Zahlen des spanischen Automobilverbands RACE zeigen, dass es sich jährlich um etwa 76.000 Fahrzeuge handelt. Davon stehen etwa 50.000 auf öffentlichen Straßen und 6.000 bei Garagen oder Werkstätten. Die übrigen 20.000 Fahrzeuge werden auf Privatgelände zurückgelassen, beispielsweise in Parkhäusern unter Wohnanlagen oder bei Einkaufszentren.
Um dem ein Ende zu setzen, hat die spanische Verkehrsbehörde DGT eine neue Richtlinie erlassen: VEH 2022/26. Diese Regelung, die sich auf Artikel 106 des Straßenverkehrsgesetzes stützt, erleichtert es erheblich, offensichtlich zurückgelassene Autos schneller entfernen zu lassen. Dies ist künftig sowohl auf der Straße als auch auf Privatgrundstücken möglich.
Bevor ein Fahrzeug abgeschleppt wird, muss jedoch der Nachweis erbracht werden, dass es tatsächlich zurückgelassen wurde. Dies kann beispielsweise durch Fotos geschehen, die den zeitlichen Verlauf dokumentieren, durch eine notarielle Erklärung oder durch ein offizielles Schreiben eines Verwalters, das bestätigt, dass das Auto seit längerer Zeit nicht mehr bewegt wurde.
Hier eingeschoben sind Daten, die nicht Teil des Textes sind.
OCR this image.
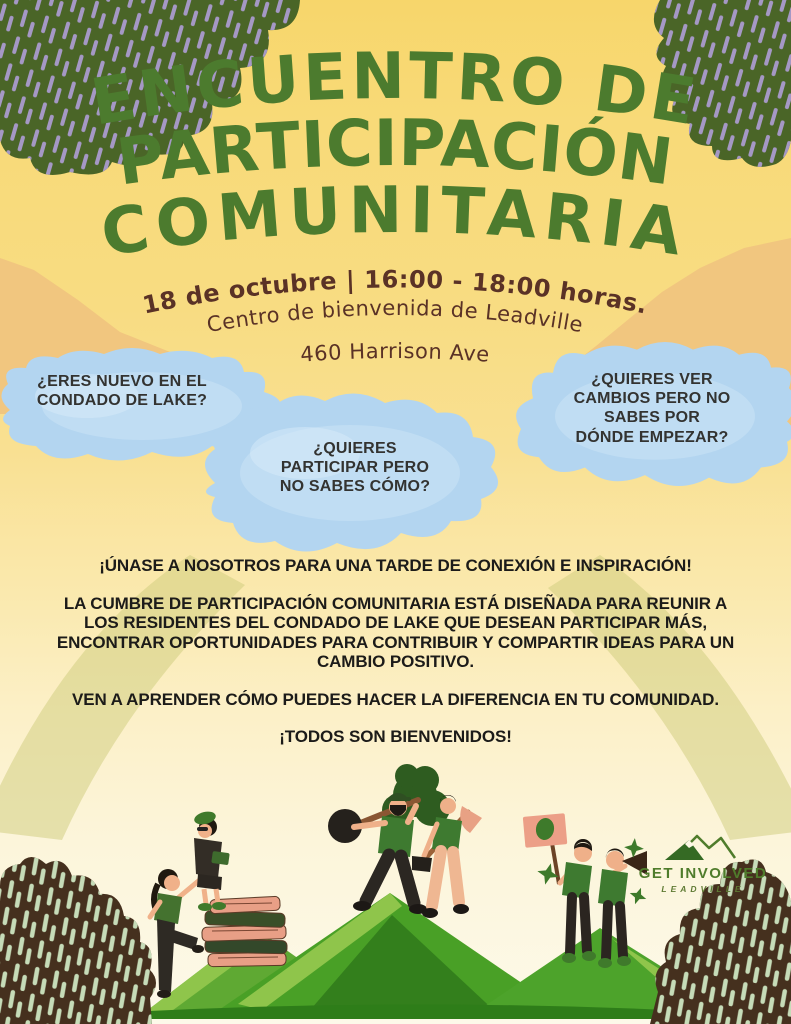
ENCUENTRO DE
PARTICIPACIÓN
COMUNITARIA
18 de octubre | 16:00 - 18:00 horas.
Centro de bienvenida de Leadville
460 Harrison Ave
¿ERES NUEVO EN EL
CONDADO DE LAKE?
¿QUIERES
PARTICIPAR PERO
NO SABES CÓMO?
¿QUIERES VER
CAMBIOS PERO NO
SABES POR
DÓNDE EMPEZAR?

¡ÚNASE A NOSOTROS PARA UNA TARDE DE CONEXIÓN E INSPIRACIÓN!

LA CUMBRE DE PARTICIPACIÓN COMUNITARIA ESTÁ DISEÑADA PARA REUNIR A
LOS RESIDENTES DEL CONDADO DE LAKE QUE DESEAN PARTICIPAR MÁS,
ENCONTRAR OPORTUNIDADES PARA CONTRIBUIR Y COMPARTIR IDEAS PARA UN
CAMBIO POSITIVO.

VEN A APRENDER CÓMO PUEDES HACER LA DIFERENCIA EN TU COMUNIDAD.

¡TODOS SON BIENVENIDOS!

GET INVOLVED
LEADVILLE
Der Eigentümer erhält immer zuerst eine offizielle Mitteilung und hat anschließend einen Monat Zeit, um zu reagieren. Er kann das Auto dann selbst abholen oder nachweisen, dass es noch in Gebrauch ist, beispielsweise durch Vorlage eines gültigen Prüfzertifikats (der spanischen ITV) und der entsprechenden Papiere. Geschieht nichts, wird das Auto zur endgültigen Verschrottung gebracht.
Mit diesem strengeren Vorgehen will die DGT der Belästigung durch die „coche okupas“ ein Ende setzen, damit Parkplätze wieder für den täglichen Gebrauch zur Verfügung stehen.